Jesus pregando no Mar da Galileia, um dos episódios de Marcos 3.
Século XVII. Atribuído a Gerbrand van den Eeckhout.

Curas editar

 Mais informações: Milagres de Jesus

Continuando o tema de Marcos 2, o capítulo três começa com Jesus curando um homem com a mão atrofiada num sabá dentro de uma sinagoga. Marcos utiliza o advérbio "palin" ("de novo", "novamente"), indicando que esta é a mesma de Marcos 1, em Cafarnaum[1]. De acordo com ele, "algumas" pessoas estavam ali especificamente esperando para ver se Jesus curaria alguém no sabá para que pudessem acusá-lo de violar o descanso deliberadamente.
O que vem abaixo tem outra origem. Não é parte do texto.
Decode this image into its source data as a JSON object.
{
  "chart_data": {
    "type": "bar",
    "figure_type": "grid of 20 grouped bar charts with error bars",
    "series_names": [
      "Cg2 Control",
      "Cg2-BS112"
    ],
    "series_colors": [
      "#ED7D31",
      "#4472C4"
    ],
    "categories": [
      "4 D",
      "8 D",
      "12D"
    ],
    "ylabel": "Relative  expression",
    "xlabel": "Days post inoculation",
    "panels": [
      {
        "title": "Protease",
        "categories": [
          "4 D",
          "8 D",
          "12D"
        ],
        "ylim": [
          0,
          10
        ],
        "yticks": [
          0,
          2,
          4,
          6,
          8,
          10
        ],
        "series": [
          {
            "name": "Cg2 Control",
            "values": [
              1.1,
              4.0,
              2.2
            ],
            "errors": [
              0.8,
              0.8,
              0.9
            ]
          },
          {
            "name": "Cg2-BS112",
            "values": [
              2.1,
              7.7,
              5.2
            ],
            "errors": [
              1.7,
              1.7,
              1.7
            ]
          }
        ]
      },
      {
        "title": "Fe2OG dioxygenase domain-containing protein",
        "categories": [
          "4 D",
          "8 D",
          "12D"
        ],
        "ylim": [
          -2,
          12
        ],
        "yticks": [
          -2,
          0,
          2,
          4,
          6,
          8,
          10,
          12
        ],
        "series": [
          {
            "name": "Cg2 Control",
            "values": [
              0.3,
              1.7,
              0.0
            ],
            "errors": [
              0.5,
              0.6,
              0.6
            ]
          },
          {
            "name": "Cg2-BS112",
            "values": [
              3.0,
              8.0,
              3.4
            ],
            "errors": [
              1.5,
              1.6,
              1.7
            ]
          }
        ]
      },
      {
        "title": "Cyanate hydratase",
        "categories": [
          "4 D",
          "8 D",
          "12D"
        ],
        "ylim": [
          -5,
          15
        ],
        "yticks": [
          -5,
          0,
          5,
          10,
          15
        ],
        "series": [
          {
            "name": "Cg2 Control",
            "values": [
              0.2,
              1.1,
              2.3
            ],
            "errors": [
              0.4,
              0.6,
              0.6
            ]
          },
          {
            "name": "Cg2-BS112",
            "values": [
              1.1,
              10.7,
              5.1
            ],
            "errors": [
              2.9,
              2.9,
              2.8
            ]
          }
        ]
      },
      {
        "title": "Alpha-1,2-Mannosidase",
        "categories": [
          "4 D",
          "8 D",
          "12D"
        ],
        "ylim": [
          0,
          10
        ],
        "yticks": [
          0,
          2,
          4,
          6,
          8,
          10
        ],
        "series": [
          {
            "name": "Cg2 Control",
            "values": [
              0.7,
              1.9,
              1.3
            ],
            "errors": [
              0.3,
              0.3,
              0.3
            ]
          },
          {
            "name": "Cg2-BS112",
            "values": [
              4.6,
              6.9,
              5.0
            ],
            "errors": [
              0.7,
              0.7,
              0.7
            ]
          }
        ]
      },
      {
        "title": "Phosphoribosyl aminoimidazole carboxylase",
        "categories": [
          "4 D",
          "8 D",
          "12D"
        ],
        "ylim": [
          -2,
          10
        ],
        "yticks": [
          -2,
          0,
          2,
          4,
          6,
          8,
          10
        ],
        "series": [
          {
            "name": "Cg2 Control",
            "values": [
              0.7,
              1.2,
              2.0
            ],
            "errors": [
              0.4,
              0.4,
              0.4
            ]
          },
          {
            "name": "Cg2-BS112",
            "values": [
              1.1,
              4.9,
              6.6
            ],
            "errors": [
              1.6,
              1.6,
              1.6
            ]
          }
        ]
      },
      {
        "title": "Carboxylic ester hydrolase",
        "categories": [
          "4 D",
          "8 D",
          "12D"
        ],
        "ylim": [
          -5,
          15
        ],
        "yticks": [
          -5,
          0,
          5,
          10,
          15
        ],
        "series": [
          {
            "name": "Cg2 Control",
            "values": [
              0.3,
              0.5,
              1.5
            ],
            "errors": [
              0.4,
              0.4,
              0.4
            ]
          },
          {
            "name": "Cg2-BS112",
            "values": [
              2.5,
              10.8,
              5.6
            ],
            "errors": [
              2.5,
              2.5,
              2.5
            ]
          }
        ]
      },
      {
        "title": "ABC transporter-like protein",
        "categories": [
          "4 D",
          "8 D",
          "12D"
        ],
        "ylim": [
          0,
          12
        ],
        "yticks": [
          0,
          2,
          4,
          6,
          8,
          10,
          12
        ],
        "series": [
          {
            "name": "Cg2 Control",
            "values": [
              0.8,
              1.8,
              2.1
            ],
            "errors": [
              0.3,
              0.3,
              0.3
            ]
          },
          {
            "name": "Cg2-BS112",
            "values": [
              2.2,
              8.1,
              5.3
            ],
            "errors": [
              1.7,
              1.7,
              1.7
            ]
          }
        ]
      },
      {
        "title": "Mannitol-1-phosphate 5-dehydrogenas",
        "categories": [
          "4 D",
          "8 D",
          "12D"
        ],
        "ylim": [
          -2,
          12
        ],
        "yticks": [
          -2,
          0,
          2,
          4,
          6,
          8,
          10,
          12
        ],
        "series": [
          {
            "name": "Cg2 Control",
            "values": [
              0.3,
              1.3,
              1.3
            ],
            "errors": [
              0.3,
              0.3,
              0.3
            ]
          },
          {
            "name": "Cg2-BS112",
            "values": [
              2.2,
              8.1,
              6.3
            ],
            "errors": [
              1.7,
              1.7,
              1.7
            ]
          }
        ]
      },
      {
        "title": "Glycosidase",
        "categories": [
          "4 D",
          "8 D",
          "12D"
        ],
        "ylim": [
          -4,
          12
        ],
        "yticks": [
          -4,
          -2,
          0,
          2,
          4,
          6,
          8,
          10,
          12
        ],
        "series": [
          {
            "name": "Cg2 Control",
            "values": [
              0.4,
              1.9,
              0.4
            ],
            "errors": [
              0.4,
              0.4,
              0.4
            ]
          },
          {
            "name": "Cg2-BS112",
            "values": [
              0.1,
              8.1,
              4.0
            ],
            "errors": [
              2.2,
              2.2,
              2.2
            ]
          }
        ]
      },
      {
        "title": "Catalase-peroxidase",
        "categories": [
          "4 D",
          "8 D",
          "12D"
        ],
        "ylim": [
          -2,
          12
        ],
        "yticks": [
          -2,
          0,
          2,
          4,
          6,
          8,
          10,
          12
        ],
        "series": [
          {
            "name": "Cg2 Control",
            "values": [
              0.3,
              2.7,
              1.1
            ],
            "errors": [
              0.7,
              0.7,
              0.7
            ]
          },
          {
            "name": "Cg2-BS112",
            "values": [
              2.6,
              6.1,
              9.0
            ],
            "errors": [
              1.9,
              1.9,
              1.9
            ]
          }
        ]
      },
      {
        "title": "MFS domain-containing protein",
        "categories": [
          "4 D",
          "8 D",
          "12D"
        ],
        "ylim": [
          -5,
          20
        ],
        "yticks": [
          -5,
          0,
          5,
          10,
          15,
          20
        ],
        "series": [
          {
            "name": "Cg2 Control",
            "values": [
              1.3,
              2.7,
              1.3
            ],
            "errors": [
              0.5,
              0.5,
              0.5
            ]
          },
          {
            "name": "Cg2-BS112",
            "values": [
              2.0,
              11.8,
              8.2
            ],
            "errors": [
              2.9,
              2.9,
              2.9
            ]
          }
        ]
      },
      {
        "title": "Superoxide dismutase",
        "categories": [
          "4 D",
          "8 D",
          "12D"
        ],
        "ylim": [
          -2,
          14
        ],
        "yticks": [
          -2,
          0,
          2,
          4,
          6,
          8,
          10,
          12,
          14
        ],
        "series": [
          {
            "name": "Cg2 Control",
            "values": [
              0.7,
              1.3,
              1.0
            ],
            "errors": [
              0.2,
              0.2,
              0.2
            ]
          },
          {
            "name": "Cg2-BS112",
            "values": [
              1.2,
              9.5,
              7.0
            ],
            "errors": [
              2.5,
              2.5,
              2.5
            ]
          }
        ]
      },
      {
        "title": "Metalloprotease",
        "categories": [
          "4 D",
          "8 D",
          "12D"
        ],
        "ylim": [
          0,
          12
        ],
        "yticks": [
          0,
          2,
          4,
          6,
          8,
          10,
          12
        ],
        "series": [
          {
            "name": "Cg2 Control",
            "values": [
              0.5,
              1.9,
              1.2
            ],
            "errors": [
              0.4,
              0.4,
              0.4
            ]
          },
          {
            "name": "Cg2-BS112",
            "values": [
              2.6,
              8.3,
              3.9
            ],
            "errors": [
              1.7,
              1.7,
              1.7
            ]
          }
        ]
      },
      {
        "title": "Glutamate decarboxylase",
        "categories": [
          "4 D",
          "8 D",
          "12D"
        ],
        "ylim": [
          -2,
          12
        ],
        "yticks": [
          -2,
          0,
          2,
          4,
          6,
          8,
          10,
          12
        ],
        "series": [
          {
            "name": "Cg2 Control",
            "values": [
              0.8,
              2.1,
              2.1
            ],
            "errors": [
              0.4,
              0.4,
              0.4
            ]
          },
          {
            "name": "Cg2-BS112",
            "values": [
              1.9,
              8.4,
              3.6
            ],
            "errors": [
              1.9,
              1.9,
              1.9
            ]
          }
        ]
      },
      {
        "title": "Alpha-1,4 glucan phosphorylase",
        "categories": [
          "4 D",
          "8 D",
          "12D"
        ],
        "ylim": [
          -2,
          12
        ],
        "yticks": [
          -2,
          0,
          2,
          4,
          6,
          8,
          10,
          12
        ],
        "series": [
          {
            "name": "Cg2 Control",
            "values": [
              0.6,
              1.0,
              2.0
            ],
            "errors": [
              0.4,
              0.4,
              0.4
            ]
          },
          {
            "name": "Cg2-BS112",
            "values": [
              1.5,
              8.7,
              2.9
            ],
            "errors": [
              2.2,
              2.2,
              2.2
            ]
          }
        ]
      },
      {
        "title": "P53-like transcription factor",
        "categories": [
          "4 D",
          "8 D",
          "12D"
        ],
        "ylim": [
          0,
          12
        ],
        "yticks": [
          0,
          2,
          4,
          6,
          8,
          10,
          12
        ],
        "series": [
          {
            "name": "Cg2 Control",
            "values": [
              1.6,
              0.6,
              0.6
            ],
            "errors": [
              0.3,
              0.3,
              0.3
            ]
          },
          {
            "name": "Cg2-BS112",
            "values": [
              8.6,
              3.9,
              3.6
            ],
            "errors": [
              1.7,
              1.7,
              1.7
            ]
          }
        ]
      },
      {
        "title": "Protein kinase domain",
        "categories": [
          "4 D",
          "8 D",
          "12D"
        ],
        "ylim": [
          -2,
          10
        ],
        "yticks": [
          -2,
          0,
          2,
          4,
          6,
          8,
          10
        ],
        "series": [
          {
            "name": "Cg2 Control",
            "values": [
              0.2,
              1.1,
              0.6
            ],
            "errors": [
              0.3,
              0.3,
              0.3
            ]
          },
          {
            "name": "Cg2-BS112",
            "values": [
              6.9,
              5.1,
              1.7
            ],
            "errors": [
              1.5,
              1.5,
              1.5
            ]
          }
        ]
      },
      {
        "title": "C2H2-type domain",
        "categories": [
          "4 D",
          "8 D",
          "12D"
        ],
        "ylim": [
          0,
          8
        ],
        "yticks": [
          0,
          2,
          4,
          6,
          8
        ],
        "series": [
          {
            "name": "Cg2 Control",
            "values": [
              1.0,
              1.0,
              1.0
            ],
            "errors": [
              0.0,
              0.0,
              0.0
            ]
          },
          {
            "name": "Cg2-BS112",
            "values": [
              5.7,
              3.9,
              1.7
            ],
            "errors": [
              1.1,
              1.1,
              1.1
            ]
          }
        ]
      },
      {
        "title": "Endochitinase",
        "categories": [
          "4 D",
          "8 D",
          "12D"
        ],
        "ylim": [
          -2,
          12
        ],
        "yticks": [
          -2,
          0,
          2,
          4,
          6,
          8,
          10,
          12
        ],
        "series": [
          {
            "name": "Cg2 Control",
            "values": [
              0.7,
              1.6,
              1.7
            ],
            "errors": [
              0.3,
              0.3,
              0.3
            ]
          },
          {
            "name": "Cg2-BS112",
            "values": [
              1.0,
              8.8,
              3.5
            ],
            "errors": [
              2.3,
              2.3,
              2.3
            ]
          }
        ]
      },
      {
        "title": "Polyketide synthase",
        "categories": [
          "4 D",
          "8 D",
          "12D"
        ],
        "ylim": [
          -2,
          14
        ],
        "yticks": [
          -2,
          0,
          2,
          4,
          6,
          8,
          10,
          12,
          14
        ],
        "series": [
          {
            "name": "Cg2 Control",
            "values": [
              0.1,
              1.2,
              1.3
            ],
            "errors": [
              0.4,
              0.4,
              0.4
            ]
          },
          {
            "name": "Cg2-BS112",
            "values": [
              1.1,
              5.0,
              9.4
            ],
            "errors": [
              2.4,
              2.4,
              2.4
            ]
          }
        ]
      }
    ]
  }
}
Rabis da época permitiam curas durante o sabá apenas se a pessoas estivesse em perigo de morte, o que uma mão atrofiada claramente não configurava[1][2].

Jesus então pergunta: «É lícito nos sábados fazer o bem ou o mal, salvar a vida ou tirá-la?» (Marcos 3:4) Ninguém responde na multidão e, "indignado", pede ao homem que estenda a mão para que seja curado. Geralmente, histórias de cura envolvem algum tipo de artifício ou ritual para realizá-la, mas Jesus o faz instantaneamente e, pelo relato, sem esforço algum[3]. É possível que Marcos estivesse tentando demonstrar o quão poderoso ele acreditava que eram os poderes de Jesus[3]. O mais importante neste episódio é que Jesus iguala "não fazer o bem" com "fazer o mal" e diz que é mais importante não deixar o mal e o sofrimento ocorreram pela omissão[4].

De acordo com Marcos, este milagre é o que definitivamente coloca os fariseus e os herodianos contra Jesus, incitando-os a tramar sua morte. Assim, a reação da maior parte dos judeus passou do assombro para uma oposição ativa. Nesta passagem, assim como na outra sobre o noivo no capítulo 2, Marcos começa a dar pistas da vindoura morte de Jesus[5]. Alguns estudiosos defendem que seria improvável que estes dois grupos estivessem trabalhando juntos, pois os fariseus se opunham ao Império Romano e Herodes Antipas era sustentado por Roma. É possível, porém, que Marcos estivesse apenas ressaltando a dupla natureza e a seriedade da oposição que se formou contra Jesus[6].

Este evento ocorre também em Mateus 12 (Mateus 12:9–14), mas ali a pergunta de Jesus comparava a vida de um homem com a de uma ovelha salva no sabá. Em Lucas 6 (Lucas 6:6–11), o relato é quase idêntico ao de Marcos, embora Lucas não afirme que os inimigos de Jesus estivessem planejando matá-lo, somente que estavam "furiosos" e que discutiam o que fazer com ele.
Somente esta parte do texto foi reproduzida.